The class of 2004 may have an easier time finding jobs than graduates did a year ago, with employers planning to hire 12.9 percent more college graduates, according to a survey from CollegeGrad.com.
The computer, financial and engineering markets are the most popular careers for college graduates this year, said Heidi Hanisko, director of client services for CollegeGrad.com, an entry-level job Web site.
“As we move forward in the market … (the country) provides more service-based jobs, selling more ideas of technology than selling parts,” Hanisko said.
Education, business and management – three job markets that experienced a decline in hiring rates last year – are now employing more graduates, Hanisko added.
Hanisko said many factors may have contributed to the increased hiring rate, but pointed to an overall boost in the economy as the most likely catalyst. She added that the entry-level job market is usually the last place to benefit from an upturn in the economy. Entry-level jobs are usually the lowest paid in a company.
Hanisko recommends that students visit their campus career centers in order to “be competitive with interviewing.”
“As a college student, prepare yourself for no matter what happens in the economy,” Hanisko said. “Familiarize yourself with a specific industry.”
A CollegeGrad.com survey also polled employers to see which criteria were most important when examining prospective hires. Employers ranked major, or degree type, as the most significant criteria.

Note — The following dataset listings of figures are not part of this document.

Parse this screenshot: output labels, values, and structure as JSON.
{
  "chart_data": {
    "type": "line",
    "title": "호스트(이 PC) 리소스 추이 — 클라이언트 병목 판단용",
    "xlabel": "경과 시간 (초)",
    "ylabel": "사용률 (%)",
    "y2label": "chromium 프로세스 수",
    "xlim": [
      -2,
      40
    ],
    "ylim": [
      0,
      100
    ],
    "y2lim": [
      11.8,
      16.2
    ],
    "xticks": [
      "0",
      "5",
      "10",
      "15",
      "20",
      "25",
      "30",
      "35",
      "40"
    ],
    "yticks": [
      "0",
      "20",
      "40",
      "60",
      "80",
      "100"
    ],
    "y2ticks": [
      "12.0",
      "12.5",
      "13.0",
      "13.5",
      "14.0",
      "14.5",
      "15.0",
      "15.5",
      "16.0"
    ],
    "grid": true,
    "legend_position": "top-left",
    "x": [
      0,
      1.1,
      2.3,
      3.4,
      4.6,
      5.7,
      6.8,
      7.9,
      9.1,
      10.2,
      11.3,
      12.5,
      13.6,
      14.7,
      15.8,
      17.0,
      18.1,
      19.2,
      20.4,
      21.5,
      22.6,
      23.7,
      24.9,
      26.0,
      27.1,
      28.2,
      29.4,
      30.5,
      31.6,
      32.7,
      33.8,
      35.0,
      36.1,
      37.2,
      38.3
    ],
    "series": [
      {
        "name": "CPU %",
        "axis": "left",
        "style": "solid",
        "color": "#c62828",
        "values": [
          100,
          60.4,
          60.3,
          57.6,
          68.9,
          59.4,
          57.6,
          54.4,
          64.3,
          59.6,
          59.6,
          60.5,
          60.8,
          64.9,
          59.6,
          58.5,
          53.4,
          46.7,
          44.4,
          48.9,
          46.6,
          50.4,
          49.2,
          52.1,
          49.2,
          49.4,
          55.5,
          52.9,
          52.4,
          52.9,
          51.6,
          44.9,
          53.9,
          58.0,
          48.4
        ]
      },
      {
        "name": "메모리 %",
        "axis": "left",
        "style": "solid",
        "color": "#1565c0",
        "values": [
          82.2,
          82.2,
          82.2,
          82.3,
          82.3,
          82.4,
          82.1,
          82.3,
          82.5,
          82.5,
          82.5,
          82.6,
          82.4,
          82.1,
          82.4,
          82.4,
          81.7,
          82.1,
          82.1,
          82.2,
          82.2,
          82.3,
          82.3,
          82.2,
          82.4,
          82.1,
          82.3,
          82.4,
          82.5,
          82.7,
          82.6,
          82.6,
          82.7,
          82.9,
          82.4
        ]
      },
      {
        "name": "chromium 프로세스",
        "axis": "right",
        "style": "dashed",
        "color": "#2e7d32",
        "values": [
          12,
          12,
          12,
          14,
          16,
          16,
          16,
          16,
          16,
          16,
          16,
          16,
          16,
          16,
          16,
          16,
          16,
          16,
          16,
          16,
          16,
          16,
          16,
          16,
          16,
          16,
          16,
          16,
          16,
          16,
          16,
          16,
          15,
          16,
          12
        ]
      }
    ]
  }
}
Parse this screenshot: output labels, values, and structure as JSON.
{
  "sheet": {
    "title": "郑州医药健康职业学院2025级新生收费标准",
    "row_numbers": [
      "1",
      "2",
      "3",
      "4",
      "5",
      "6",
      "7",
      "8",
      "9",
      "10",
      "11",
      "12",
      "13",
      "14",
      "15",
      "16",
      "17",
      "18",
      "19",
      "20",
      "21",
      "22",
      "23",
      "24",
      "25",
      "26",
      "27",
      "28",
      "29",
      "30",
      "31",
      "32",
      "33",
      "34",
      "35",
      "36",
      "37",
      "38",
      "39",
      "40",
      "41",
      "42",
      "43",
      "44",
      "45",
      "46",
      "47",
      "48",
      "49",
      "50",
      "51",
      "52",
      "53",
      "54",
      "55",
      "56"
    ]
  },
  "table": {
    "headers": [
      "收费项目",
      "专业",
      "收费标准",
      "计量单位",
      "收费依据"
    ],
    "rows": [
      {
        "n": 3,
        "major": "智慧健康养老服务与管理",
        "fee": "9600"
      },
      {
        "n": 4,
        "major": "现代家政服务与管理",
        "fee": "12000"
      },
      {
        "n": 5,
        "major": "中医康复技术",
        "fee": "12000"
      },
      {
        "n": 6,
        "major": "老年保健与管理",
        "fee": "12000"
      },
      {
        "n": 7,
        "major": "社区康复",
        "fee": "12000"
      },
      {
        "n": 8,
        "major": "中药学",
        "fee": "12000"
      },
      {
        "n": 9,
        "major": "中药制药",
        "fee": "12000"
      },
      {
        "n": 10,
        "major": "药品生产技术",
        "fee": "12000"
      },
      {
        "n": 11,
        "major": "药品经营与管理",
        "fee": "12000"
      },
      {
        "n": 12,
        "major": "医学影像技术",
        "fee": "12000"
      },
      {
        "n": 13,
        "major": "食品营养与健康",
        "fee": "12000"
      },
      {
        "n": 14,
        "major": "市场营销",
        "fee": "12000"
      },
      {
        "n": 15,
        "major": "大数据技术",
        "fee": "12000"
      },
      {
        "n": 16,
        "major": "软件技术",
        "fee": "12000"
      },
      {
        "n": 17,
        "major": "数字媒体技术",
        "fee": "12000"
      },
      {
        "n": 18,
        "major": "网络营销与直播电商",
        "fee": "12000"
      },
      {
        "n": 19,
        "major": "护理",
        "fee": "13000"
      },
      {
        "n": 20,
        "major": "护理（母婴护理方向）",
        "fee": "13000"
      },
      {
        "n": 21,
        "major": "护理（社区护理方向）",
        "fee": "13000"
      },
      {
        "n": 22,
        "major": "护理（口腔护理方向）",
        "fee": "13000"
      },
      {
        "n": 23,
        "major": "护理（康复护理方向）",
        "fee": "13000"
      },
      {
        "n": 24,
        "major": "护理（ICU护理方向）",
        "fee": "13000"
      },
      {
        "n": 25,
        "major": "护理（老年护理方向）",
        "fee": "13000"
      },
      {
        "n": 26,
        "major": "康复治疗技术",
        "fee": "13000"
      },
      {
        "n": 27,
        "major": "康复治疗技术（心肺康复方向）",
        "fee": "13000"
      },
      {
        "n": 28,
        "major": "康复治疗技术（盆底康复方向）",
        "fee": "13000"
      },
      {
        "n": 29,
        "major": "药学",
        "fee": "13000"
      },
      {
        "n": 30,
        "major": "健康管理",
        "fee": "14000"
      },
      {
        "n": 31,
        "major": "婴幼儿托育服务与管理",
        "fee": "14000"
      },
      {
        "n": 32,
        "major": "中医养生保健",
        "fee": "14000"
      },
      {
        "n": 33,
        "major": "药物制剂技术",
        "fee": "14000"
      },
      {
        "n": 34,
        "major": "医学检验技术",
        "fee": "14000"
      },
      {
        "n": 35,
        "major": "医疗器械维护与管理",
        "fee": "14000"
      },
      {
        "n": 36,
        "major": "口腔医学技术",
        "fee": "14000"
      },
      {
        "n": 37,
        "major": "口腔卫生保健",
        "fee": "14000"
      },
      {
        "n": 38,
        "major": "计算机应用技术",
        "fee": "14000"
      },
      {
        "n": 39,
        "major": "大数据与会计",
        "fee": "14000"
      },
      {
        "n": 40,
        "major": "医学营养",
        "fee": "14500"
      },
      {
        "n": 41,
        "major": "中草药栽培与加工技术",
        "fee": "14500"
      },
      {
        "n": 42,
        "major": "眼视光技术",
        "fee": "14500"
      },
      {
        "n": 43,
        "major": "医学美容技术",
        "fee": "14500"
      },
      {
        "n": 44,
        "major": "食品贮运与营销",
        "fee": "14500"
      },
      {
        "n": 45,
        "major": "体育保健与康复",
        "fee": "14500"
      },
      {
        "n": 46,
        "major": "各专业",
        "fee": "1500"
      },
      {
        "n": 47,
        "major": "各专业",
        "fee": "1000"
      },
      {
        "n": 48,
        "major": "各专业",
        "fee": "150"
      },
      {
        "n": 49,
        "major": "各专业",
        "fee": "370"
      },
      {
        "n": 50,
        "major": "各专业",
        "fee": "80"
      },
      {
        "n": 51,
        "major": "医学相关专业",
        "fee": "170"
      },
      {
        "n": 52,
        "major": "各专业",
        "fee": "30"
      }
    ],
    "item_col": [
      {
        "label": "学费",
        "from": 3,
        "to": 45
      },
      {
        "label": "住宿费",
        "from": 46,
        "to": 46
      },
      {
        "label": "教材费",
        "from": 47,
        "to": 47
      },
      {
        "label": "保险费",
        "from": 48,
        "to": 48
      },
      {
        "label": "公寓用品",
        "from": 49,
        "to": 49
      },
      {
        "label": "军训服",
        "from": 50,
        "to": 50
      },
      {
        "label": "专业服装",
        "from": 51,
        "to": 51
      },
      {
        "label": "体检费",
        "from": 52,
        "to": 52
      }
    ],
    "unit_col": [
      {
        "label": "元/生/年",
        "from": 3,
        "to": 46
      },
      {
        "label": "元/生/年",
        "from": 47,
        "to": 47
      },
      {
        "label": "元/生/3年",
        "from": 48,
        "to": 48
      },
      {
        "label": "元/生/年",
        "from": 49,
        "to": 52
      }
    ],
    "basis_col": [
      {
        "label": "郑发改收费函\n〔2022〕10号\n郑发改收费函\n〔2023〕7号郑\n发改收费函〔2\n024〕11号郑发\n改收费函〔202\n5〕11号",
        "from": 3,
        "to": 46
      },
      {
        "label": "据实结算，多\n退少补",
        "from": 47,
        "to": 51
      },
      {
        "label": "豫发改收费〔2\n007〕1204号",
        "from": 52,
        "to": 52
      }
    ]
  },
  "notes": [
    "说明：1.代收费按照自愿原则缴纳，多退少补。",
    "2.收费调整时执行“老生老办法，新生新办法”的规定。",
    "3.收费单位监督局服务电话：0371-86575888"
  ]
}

Students’ interviewing skills, experience with internships and miscellaneous qualifications ranked second, third and fourth, respectively. Student grade point average ranked fifth, followed by the institution which they attended, personal experience and computer skills.

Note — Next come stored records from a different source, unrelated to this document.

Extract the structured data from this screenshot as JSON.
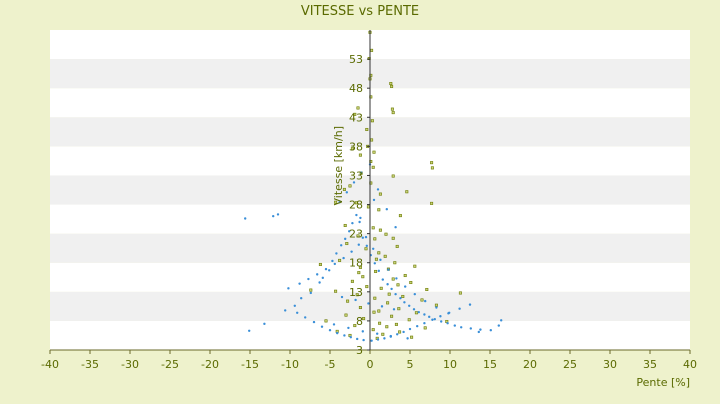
{
  "chart_data": {
    "type": "scatter",
    "title": "VITESSE vs PENTE",
    "xlabel": "Pente [%]",
    "ylabel": "Vitesse [km/h]",
    "xlim": [
      -40,
      40
    ],
    "ylim": [
      3,
      58
    ],
    "x_ticks": [
      "-40",
      "-35",
      "-30",
      "-25",
      "-20",
      "-15",
      "-10",
      "-5",
      "0",
      "5",
      "10",
      "15",
      "20",
      "25",
      "30",
      "35",
      "40"
    ],
    "y_ticks": [
      "3",
      "8",
      "13",
      "18",
      "23",
      "28",
      "33",
      "38",
      "43",
      "48",
      "53"
    ],
    "grid": "alternating horizontal bands",
    "legend": "none",
    "colors": {
      "page_bg": "#eef2cc",
      "band_light": "#ffffff",
      "band_dark": "#f0f0f0",
      "text": "#5a6a00",
      "axis": "#6a6a2a",
      "series_olive": "#6b7a00",
      "series_blue": "#3a8fd8"
    },
    "series": [
      {
        "color": "#6b7a00",
        "x": [
          0,
          0.2,
          -0.1,
          0.1,
          0,
          2.6,
          2.7,
          0.1,
          -1.5,
          -1.9,
          2.8,
          2.9,
          0.3,
          -0.4,
          0.2,
          -2.2,
          -1.2,
          -0.3,
          0.5,
          0.1,
          0.4,
          -1.1,
          7.7,
          7.8,
          2.9,
          0.1,
          -2.5,
          -3.2,
          1.3,
          4.6,
          -4.3,
          -1.7,
          -0.2,
          1.1,
          7.7,
          3.8,
          -3.1,
          0.4,
          1.3,
          2.0,
          -1.5,
          0.6,
          2.9,
          -2.9,
          3.4,
          -0.5,
          1.1,
          1.9,
          -3.8,
          0.8,
          3.1,
          -6.2,
          -1.2,
          5.6,
          2.3,
          0.7,
          -1.4,
          4.4,
          -0.9,
          2.9,
          5.1,
          -2.2,
          3.5,
          1.4,
          -0.4,
          7.1,
          -4.3,
          2.4,
          4.1,
          -1.6,
          0.6,
          6.5,
          -2.8,
          2.2,
          8.3,
          -1.2,
          3.6,
          1.1,
          0.5,
          -3.0,
          5.8,
          2.7,
          -0.8,
          4.9,
          -5.5,
          1.2,
          9.6,
          3.3,
          -1.9,
          2.1,
          6.9,
          0.4,
          -4.1,
          3.7,
          1.6,
          11.3,
          -2.5,
          5.2,
          0.9,
          -7.4
        ],
        "y": [
          57.6,
          54.5,
          53.1,
          50.2,
          49.6,
          48.8,
          48.3,
          46.5,
          44.6,
          43.5,
          44.4,
          43.8,
          42.4,
          40.9,
          39.1,
          37.6,
          36.5,
          38.0,
          37.0,
          35.4,
          34.4,
          33.4,
          35.2,
          34.3,
          32.9,
          31.7,
          31.2,
          30.6,
          29.8,
          30.2,
          28.4,
          28.3,
          27.6,
          27.1,
          28.2,
          26.1,
          24.4,
          24.0,
          23.6,
          22.9,
          22.6,
          22.1,
          22.2,
          21.3,
          20.8,
          20.4,
          19.7,
          19.1,
          18.4,
          18.6,
          18.0,
          17.7,
          17.2,
          17.4,
          16.9,
          16.5,
          16.3,
          15.8,
          15.6,
          15.2,
          14.6,
          14.8,
          14.2,
          13.6,
          13.9,
          13.4,
          13.1,
          12.6,
          12.2,
          12.5,
          11.9,
          11.6,
          11.4,
          11.1,
          10.7,
          10.3,
          10.1,
          9.7,
          9.5,
          9.0,
          9.4,
          8.8,
          8.4,
          8.2,
          8.0,
          7.6,
          7.9,
          7.4,
          7.2,
          7.0,
          6.8,
          6.5,
          6.2,
          6.1,
          5.7,
          12.8,
          5.5,
          5.2,
          5.0,
          13.3
        ]
      },
      {
        "color": "#3a8fd8",
        "x": [
          -15.6,
          -12.1,
          -11.5,
          -15.1,
          -13.2,
          -10.6,
          -9.4,
          -8.6,
          -7.4,
          -6.3,
          -5.9,
          -5.1,
          -4.7,
          -4.2,
          -3.6,
          -3.1,
          -2.6,
          -2.2,
          -1.7,
          -1.3,
          -0.9,
          -0.4,
          0.1,
          0.6,
          1.1,
          1.6,
          2.2,
          2.7,
          3.2,
          3.8,
          4.3,
          4.9,
          5.5,
          6.1,
          6.8,
          7.4,
          8.1,
          8.9,
          9.7,
          10.6,
          11.4,
          12.6,
          13.8,
          15.1,
          16.1,
          16.4,
          -9.1,
          -8.1,
          -7.0,
          -6.0,
          -5.0,
          -4.1,
          -3.2,
          -2.4,
          -1.6,
          -0.8,
          0.2,
          1.0,
          1.8,
          2.6,
          3.4,
          4.2,
          5.0,
          5.9,
          6.8,
          7.8,
          8.8,
          9.9,
          11.2,
          12.5,
          -10.2,
          -8.8,
          -7.7,
          -6.6,
          -5.5,
          -4.4,
          -3.3,
          -2.3,
          -1.4,
          -0.5,
          0.4,
          1.3,
          2.3,
          3.3,
          4.4,
          5.6,
          6.9,
          8.3,
          9.8,
          13.6,
          -3.8,
          -2.9,
          -2.0,
          -1.1,
          0.0,
          1.0,
          2.1,
          3.2,
          -3.5,
          -1.8,
          -0.2,
          1.5,
          3.0,
          -4.5,
          -2.7,
          -0.9,
          0.9,
          2.6,
          4.7,
          -1.2,
          0.5
        ],
        "y": [
          25.6,
          26.0,
          26.3,
          6.3,
          7.5,
          9.8,
          10.6,
          11.9,
          12.8,
          14.6,
          15.4,
          16.7,
          18.3,
          19.6,
          21.0,
          22.1,
          23.4,
          24.8,
          26.2,
          25.0,
          22.3,
          20.9,
          19.3,
          17.9,
          16.6,
          15.1,
          14.3,
          13.5,
          12.6,
          11.9,
          11.2,
          10.6,
          10.0,
          9.5,
          9.1,
          8.7,
          8.3,
          7.9,
          7.6,
          7.2,
          6.9,
          6.7,
          6.5,
          6.4,
          7.2,
          8.1,
          9.4,
          8.6,
          7.8,
          7.0,
          6.4,
          5.9,
          5.5,
          5.2,
          4.9,
          4.7,
          4.6,
          4.8,
          5.0,
          5.3,
          5.7,
          6.1,
          6.6,
          7.1,
          7.6,
          8.2,
          8.8,
          9.4,
          10.1,
          10.8,
          13.6,
          14.4,
          15.2,
          16.0,
          16.9,
          17.8,
          18.8,
          19.9,
          21.1,
          22.4,
          20.4,
          18.5,
          16.8,
          15.3,
          13.9,
          12.6,
          11.4,
          10.3,
          9.3,
          6.1,
          28.4,
          30.1,
          31.8,
          33.5,
          34.9,
          30.6,
          27.2,
          24.1,
          12.1,
          11.6,
          11.0,
          10.5,
          10.0,
          7.4,
          6.8,
          6.2,
          5.8,
          5.4,
          5.0,
          25.7,
          28.8
        ]
      }
    ]
  }
}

CollegeGrad.com surveyed about 11,000 employers and based their results on 1,000 responses. East coast employers made up 37 percent of those surveyed, and D.C. comprised about 3 percent.
Many employers said they are optimistic about the increased hiring rate this year.
“We’re up 20 percent this year in general in the U.S.,” said Ciara O’Sullivan, spokesperson for Ernst and Young of New York. Ernst and Young, a financial firm, ranked eighth for number of projected entry-level hires this year and will take on about 2,500 new employees.
O’Sullivan said Ernst and Young’s primary requirement of prospective employees is degree type. She said they look for those with an accounting degree or a “similar advanced degree.”
O’Sullivan said “changes in corporate America” account for the increased hiring rate this year.
“I think the accounting professional will continue to grow,” O’Sullivan added.
Employment statistics for the class of 2004 have not been compiled, but Career Center officials said graduates should do well in the job market.
“All of the employers who came this year … were very pleased with the students they saw,” said Maureen Waltz Boehmer, employer relations coordinator for the Career Center. “They were pleased with the caliber of the students here.”
Boehmer added that the Career Center is “definitely not scrambling” to find employers to visit the campus.
Some graduating seniors expressed hope that they would find jobs once they leave GW.
“I think the market around here is okay,” senior Larry Siedlick said. “I’m not worried … eventually I’ll find something.”
Senior John Swartz, a double major in political science and history, was offered a $50,000-a-year job as a contract specialist for the General Services Administration, a branch of the federal government.
“I got lucky,” Swartz said. “I guess it’s a good year.”